Du 22 janvier au 28 novembre 2024, Pro Familia Svizzera italiana présente une exposition de photos intitulée «Familles – explorer le passé, inventer l’avenir». L’exposition s’arrête dans les grandes localités du Tessin et raconte l’histoire et l’évolution de la famille au fil des ans. Les acquis de la politique familiale suisse et tessinoise sont ainsi mis à l’honneur.

Texte: Valentina Pallucca Forte
Photos: privées

Lorsque j’ai entendu parler de l’exposition de photos, j’ai saisi l’occasion de proposer un café-récits comme évènement-cadre. Nous avons choisi le thème de «la répartition des rôles au sein de la famille», que je trouvais intéressant et suffisamment large pour nous permettre de nous raconter mutuellement des histoires de vie. Le 16 avril 2024, nous nous sommes retrouvées en un petit groupe de sept femmes au Filanda à Mendrisio pour un café-récits.

Le thème s’est révélé être un défi, mais aussi une source d’inspiration: de nombreuses choses ont changé au fil du temps – et tant d’autres doivent encore changer. Les anecdotes et les histoires de vie étaient variées: les participantes ont raconté des parcours de vie très différents, qui étaient tous surprenants à leur manière.

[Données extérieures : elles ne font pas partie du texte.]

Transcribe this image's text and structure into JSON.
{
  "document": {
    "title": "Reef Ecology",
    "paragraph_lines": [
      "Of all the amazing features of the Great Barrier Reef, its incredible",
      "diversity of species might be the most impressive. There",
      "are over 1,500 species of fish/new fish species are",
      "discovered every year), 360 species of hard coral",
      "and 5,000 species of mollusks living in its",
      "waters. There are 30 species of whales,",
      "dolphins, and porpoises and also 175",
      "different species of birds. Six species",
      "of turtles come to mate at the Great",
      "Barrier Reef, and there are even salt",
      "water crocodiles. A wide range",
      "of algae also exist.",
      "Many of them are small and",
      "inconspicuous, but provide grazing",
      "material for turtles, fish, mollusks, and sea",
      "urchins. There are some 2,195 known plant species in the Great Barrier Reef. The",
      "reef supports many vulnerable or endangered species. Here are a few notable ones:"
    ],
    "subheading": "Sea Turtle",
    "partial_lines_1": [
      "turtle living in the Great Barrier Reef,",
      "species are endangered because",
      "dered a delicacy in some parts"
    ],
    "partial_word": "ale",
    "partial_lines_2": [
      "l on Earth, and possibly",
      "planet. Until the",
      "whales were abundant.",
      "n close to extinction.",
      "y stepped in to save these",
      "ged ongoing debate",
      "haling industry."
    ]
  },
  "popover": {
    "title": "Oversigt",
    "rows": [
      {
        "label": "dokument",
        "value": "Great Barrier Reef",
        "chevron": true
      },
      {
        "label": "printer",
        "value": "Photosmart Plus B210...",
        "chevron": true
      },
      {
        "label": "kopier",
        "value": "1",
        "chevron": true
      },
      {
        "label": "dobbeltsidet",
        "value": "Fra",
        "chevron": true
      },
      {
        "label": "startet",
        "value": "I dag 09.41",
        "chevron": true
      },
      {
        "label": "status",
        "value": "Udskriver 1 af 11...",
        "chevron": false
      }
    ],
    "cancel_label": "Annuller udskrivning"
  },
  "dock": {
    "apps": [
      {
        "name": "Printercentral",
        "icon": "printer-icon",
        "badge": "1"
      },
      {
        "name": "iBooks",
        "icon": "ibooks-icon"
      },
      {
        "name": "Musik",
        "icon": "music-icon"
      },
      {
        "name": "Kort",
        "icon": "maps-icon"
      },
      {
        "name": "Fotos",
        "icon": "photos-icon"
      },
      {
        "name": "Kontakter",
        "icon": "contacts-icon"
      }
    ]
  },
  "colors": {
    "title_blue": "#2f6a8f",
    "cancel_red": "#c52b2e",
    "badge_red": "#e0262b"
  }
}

Les photos sont une source d’inspiration pour la discussion

Pour nous inspirer, nous nous sommes promenées dans l’exposition en nous attardant devant les photos. Nous avons ainsi pu retracer des moments importants de l’histoire de la famille: la création des premières assurances sociales vers 1900, l’entrée des femmes dans le monde du travail dans les années 1920, l’introduction de la machine à laver dans chaque foyer… Autant de révolutions, plus ou moins importantes, qui ont simplifié la vie quotidienne des familles. Chaque photo incitait à la narration et rappelait des épisodes de la vie familiale d’une époque qui n’existe plus aujourd’hui (note de l’auteure: cela a même provoqué plusieurs fois un soupir de soulagement!)

Sandra Killer, coordinatrice de projet de Pro Familia Svizzera italiana, nous a accompagnées avec beaucoup d’enthousiasme et de compétence à travers l’exposition de photos. Les questions semblaient sans fin, tant notre curiosité était grande pour certains des thèmes liés à l’évolution des familles et notamment au rôle des femmes.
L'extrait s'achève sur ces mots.